Né en 1881, année au cours de laquelle Renoir termine la célèbre toile Le Déjeuner des canotiers, mort en 1955 quand Nicolas de Staël réalise son Nu couché bleu, Fernand Léger apparaît comme à la charnière de deux siècles résolument divergents en termes d’esthétique et de rapport au réel. Il en fait une sorte de synthèse propre à lui, héritant des repères classiques et faisant siens les critères de son époque.
Il note d’ailleurs, sans doute constatant cette différence radicale dans les perceptions, que La peinture ancienne, c’est le sujet ; l’art de nos jours, c’est l’objet. C’est également parce que confronté à ce surgissement des innovations qu’il s’intéresse avec un identique attrait au théâtre, à la poésie, au cinéma, au cirque, à l’urbanisme, complétant par l’étude de ces domaines des connaissances acquises en architecture et en peinture à l’académie de la Grande Chaumière. Ainsi poussé en quelque sorte par ce désir de créer à son tour ce qu’il observe, il se lance à la découverte de Cézanne, puis de Picasso et de Braque.

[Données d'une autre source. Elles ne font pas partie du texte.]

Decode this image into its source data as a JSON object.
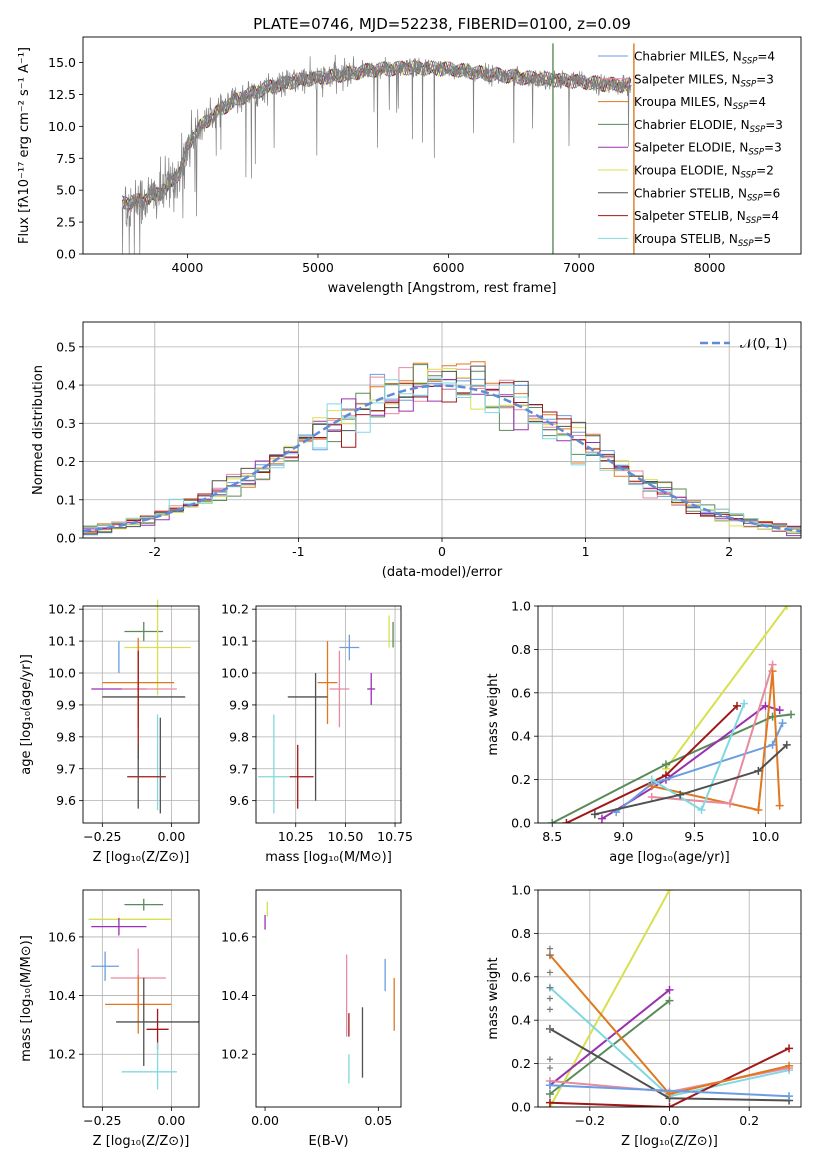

Il s’installe à La Ruche en 1908 et rencontre les artistes et les écrivains qui comptent désormais, Modigliani, Henri Laurens, Delaunay, Soutine, Chagall, Blaise Cendrars, Apollinaire, Max Jacob et d’autres comme Albert Gleizes, Jean Metzinger, et les frères Duchamp. En 1917, il signe un important contrat avec le galeriste Léonce Rosenberg.

 

Lui, le Normand fidèle à ses racines, était un fils de la ruralité fasciné par le modernisme. Il était très attaché au terroir et a, en même temps, mené une carrière planétaire*.
De cet enracinement à la terre, il retire des formules révélatrices, comme celle-ci : Un chêne que l’on peut détruire en 20 secondes met un siècle à pousser. Les oiseaux sont toujours merveilleusement habillés, le progrès est un mot dénué de sens et une vache qui nourrit le monde fera toujours trois kilomètres heure.
Le musée Fernand Léger-André Mare qui se situe à Argentan, dans la maison d’enfance de Léger, retrace ce parcours déroutant par bien des aspects et résolument unique.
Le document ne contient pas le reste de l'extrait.